Некоторая неприуроченность страшных или, скорее, запугивающих при знаний нашего лирика зависит, по-моему, прежде всего от того, что ему, как и всем нам, вовсе не приходится иметь дело с организованным или глубоко пустившим корни лицемерием. Если Бодлер предпочитал кажущуюся порочность кажущейся добродетели, так ведь перед ним стоял Тартюф, который 300 лет культивировался и приспособлялся к среде. Если в центре творчества Ибсена чувствуется кошмарный страх поэта перед лицемерием, так ведь на это есть глубокие социальные, исторические причины. А разве Иудушку Головлева стоит пугать такой тонкостью, как моральное безразличие? Я бы не назвал абсурд оправдания эстетически оправданным в поэзии Бальмонта, если бы он защищал его лишь рифмованным рассуждением, более капризным и требовательным, чем сильным и даже оригинальным.

Но Бальмонт дал нам две удивительных пьесы оправдания «В за стенке» и «Химеры». Во второй, очень длинной, уродство создает красоту. Я цитирую только первую.

Переломаны кости мои. Я в застенке. Но чу! В забытьи Слышу, где-то стремятся ручьи. Так созвучно, созвонно в простор Убегают с покатостей гор, Чтоб низлиться в безгласность озер. Я в застенке. И пытка долга. Но мечта мне моя дорога. В палаче я не вижу врага. Он ужасен, он странен, как сон. Он упорством моим потрясен. Я ли мученик? Может быть, он? Переломаны кости. Хрустят. Но горит напряженный мой взгляд. О, ручьи говорят, говорят![67]

Анализ этой пьесы завел бы нас слишком далеко. Но редко, кажется, удавалось Бальмонту быть синтетичной и сильнее. Да, стоит жить и страдать, чтобы слышать то, чего не слышат другие и чего, может быть, даже нет, слышать, как говорят ручьи… А ручьи не заговорят для нас, если мы не вынесем пытки и не оправдаем палача — если мы не добудем красоты мыслью и страданием.

Я закончу мой эскизный разбор бальмонтовской лирики указанием на самое поэтическое выражение невозможности оправдания, какое я нашел в его же поэзии.

Отчего мне так душно?
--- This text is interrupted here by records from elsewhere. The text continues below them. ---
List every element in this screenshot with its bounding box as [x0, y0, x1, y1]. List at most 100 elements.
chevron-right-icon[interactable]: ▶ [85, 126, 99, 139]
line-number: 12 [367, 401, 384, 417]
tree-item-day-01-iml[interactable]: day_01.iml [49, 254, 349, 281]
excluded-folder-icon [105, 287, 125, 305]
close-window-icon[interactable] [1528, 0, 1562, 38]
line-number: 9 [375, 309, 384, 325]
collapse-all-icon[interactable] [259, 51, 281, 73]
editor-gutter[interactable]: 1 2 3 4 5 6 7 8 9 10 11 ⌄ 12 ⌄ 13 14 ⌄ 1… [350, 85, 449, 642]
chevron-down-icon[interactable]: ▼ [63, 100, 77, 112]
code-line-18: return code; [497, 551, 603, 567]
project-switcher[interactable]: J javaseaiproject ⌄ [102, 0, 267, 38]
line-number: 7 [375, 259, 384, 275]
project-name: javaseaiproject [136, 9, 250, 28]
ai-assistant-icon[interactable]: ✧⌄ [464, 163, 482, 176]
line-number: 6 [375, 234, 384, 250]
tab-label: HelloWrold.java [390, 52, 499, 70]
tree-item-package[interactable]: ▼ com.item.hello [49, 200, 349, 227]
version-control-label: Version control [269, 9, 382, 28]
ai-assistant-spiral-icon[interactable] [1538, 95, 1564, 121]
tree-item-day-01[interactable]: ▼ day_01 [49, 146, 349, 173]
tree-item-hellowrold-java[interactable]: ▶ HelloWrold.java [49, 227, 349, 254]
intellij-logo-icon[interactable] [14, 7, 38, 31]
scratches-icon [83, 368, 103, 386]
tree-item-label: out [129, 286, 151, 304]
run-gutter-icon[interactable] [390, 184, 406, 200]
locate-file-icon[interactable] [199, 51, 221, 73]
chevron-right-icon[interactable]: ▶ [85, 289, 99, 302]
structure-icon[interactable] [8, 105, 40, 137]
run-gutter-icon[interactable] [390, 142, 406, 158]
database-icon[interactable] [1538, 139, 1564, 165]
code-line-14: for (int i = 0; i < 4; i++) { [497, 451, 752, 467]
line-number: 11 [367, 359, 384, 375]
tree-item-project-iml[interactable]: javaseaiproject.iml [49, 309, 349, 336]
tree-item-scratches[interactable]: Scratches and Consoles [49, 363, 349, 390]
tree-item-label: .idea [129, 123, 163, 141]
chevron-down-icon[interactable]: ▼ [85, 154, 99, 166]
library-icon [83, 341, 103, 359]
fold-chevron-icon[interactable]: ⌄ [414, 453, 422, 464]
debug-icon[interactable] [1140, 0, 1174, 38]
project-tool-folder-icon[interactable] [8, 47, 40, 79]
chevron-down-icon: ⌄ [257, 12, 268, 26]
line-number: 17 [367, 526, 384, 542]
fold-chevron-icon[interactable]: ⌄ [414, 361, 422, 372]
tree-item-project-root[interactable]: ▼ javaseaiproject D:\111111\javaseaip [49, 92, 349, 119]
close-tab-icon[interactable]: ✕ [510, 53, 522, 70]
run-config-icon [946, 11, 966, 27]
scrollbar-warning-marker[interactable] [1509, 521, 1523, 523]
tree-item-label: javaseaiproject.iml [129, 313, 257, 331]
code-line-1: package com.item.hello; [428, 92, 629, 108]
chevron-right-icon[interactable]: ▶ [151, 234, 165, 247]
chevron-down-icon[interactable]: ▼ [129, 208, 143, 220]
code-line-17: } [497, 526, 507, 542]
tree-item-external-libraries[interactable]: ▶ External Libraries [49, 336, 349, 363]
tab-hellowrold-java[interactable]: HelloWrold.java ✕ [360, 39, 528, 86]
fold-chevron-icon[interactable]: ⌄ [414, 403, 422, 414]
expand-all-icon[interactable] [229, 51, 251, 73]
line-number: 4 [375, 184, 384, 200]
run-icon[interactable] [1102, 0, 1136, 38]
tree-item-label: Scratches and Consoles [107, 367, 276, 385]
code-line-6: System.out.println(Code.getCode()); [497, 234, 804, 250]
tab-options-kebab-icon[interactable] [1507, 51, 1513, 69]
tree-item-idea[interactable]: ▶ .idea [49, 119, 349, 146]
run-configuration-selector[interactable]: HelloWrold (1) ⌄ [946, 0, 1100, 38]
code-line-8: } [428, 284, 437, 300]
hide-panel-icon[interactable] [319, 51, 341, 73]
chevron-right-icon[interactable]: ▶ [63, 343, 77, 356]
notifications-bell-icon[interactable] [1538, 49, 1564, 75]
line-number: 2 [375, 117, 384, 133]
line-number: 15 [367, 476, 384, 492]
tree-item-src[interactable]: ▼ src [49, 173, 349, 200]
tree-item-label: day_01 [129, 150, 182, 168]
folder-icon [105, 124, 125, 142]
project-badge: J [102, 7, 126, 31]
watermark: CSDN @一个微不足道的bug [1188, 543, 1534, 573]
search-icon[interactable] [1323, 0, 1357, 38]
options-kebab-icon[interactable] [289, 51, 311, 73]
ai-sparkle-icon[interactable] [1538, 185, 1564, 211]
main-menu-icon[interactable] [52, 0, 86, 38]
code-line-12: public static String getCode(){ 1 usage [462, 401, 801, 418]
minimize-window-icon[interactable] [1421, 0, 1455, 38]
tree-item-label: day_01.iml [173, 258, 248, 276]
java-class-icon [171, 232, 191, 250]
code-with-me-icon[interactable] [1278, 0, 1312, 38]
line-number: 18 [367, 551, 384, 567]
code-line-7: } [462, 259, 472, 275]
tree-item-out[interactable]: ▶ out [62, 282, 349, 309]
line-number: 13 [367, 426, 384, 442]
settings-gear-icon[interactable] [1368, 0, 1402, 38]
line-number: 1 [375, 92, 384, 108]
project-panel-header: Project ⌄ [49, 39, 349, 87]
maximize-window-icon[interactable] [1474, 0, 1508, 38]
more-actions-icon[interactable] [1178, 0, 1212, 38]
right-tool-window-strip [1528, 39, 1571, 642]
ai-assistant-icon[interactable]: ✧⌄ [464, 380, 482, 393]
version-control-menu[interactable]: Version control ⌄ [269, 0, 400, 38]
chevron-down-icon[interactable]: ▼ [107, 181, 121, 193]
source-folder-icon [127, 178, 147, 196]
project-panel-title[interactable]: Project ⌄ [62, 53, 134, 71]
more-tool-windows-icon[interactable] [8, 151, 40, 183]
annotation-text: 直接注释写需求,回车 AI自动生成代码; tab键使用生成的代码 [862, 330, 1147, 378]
Отчего мне так скучно? Я совсем остываю к мечте. Дни мои равномерны. Жизнь моя однозвучна, Я застыл на последней черте. Только шаг остается, только миг быстрокрылый, И уйду я от бледных людей. Для чего же я медлю пред раскрытой могилой? Не спешу в неизвестность скорей? Я не прежний веселый, полубог вдохновенный, Я не гений крылатой мечты. Я угрюмый заложник, я тоскующий пленный, Я стою у последней черты. Только миг быстрокрылый, и душа, альбатросом, Унесется к неведомой мгле. Я устал приближаться от вопросов к вопросам, Я жалею, что жил на земле.[68]